Side note: I am not confident that the relays will react in 5 ms, so I would suggest something like 50 ms. Also, just in case the relays are slow, put a ~50 ohm resister on both legs of all the relays. We don't want to short out cells!

Monitor IC for Big Battery Pack, individual cell voltage measurement

https://forum.arduino.cc/index.php?topic=340066.msg2344458#msg2344458

Jack wp.

cool thanks for you help. I will try and implement your suggestions as soon as I can fix my computer. I went for breakfast when i came back it was crashed have been unable to recover so far.

Sonnyyu,

Thanks that looks good. I will look into it. I'm still vary new on all this stuff. So trying to get the serial link communication working will take some time, and learning. But I think after the proto of the first module I will be going more toward that ic. or witch ever is more easer to implement.

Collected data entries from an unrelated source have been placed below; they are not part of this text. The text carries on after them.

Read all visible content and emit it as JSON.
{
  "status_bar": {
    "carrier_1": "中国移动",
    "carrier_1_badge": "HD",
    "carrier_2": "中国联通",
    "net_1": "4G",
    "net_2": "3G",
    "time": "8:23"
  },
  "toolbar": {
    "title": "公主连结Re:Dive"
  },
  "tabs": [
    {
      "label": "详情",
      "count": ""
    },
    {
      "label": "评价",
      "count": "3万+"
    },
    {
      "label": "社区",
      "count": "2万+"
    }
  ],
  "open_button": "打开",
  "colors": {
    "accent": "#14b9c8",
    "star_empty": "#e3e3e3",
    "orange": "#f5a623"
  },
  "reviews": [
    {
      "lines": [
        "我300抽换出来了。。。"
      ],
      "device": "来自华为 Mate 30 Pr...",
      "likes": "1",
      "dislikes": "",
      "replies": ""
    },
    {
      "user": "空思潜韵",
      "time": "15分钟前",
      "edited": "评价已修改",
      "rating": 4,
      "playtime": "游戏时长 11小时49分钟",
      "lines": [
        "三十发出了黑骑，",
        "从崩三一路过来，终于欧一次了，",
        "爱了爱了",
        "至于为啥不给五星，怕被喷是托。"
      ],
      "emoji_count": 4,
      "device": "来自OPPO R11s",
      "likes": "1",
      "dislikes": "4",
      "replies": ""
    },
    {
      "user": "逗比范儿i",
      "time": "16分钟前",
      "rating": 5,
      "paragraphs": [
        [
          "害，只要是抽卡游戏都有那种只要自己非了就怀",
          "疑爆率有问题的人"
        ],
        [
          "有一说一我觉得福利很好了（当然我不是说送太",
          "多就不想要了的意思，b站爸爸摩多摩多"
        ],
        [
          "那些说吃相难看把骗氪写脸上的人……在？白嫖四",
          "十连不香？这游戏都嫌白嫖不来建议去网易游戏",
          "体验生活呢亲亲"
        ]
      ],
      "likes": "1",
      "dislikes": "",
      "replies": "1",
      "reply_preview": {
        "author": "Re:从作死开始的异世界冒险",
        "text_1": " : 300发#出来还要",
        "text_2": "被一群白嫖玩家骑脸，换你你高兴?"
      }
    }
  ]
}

thanks for all you guys help.

good idea's

I am needing to monitor 24 x 2v cells

1.8 - 2.3 V range

now I just have to decide if I break it down into 4x separate banks to monitor

or use an ATtiny processor per cell

Wow, this is an old thread.

To the most recent poster that resurrected it, are you monitoring Lead Acid cells? If so, that's wicked rare.